Senate Democrats today narrowly defeated an amendment that would have allowed gun owners to carry their weapons across state lines without regard for stricter laws in many jurisdictions, giving preference to states with looser standards, the Washington Post reports. In a 58-39 vote, supporters of the looser gun law fell two votes short of the 60 they needed to approve the measure. The amendment, sponsored by Sen. John Thune (R-SD), showed bitter divisions among a Democratic caucus that now holds 60 seats, many of whom got to the Senate by winning in conservative states as they supported gun rights.
Majority Leader Harry Reid (D-NV), campaigning for re-election in 2010, sided with gun rights supporters. His top lieutenants, Richard Durbin (D-Il.) and Charles Schumer (D-NY), led the push against the measure.
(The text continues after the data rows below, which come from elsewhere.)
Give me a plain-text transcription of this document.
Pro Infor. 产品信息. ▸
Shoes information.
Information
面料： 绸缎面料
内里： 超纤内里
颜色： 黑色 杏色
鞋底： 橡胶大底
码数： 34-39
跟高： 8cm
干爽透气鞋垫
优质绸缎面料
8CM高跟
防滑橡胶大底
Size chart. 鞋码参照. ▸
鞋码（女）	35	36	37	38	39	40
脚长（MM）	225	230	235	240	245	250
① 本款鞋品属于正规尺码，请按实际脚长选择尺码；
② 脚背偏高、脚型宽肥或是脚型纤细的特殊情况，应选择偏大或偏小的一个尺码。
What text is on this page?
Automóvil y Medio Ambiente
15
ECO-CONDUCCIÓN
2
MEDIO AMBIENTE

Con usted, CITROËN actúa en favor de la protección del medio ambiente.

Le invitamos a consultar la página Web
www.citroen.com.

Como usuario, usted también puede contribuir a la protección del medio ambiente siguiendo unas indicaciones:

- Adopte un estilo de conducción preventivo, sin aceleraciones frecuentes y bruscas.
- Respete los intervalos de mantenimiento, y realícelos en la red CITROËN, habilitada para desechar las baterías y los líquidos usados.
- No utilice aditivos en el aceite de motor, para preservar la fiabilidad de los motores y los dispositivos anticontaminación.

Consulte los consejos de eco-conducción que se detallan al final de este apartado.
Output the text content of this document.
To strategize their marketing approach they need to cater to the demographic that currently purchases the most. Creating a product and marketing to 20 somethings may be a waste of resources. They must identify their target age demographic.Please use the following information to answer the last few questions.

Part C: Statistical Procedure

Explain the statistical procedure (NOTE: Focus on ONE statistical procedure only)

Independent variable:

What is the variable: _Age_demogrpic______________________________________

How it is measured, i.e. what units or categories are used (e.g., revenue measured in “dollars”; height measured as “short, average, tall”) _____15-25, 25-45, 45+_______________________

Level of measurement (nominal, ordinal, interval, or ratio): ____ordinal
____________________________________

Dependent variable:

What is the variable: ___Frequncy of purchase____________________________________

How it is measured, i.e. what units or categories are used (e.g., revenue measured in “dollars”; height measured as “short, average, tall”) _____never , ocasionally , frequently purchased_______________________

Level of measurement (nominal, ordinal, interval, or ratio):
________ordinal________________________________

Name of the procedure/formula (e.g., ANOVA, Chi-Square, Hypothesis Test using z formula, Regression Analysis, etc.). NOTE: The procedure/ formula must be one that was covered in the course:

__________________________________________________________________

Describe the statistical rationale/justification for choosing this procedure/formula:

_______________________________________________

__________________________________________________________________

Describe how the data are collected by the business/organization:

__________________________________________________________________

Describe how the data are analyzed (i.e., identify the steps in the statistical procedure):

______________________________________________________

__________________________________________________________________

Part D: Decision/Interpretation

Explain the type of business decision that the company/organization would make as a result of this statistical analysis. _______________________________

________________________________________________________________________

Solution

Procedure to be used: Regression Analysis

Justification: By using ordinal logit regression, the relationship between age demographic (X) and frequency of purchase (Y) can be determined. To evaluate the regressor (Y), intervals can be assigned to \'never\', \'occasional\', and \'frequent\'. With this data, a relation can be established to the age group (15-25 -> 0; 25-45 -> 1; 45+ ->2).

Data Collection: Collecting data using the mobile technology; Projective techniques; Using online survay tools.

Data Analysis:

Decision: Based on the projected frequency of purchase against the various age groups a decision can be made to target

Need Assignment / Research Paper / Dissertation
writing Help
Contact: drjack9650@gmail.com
The National Rifle Association called Thune’s amendment “important and timely pro-gun reform” and urged a yes vote.
Even in defeat, the debate demonstrated the continued power of the National Rifle Association and gun rights advocates in Congress, because the Thune amendment was considered the most far reaching federal effort ever proposed to expand laws to allow weapons ownership.
Offered as an amendment to the annual defense authorization bill, it would allow people to carry concealed firearms across state lines, provided they “have a valid permit or if, under their state of residence … are entitled to do so.” This means that someone who had a concealed-carry permit for his gun in a state like Vermont — with some of the loosest gun-control laws in the nation — could cross over into other states with their guns and not be found guilty of violating those states’ tighter gun laws.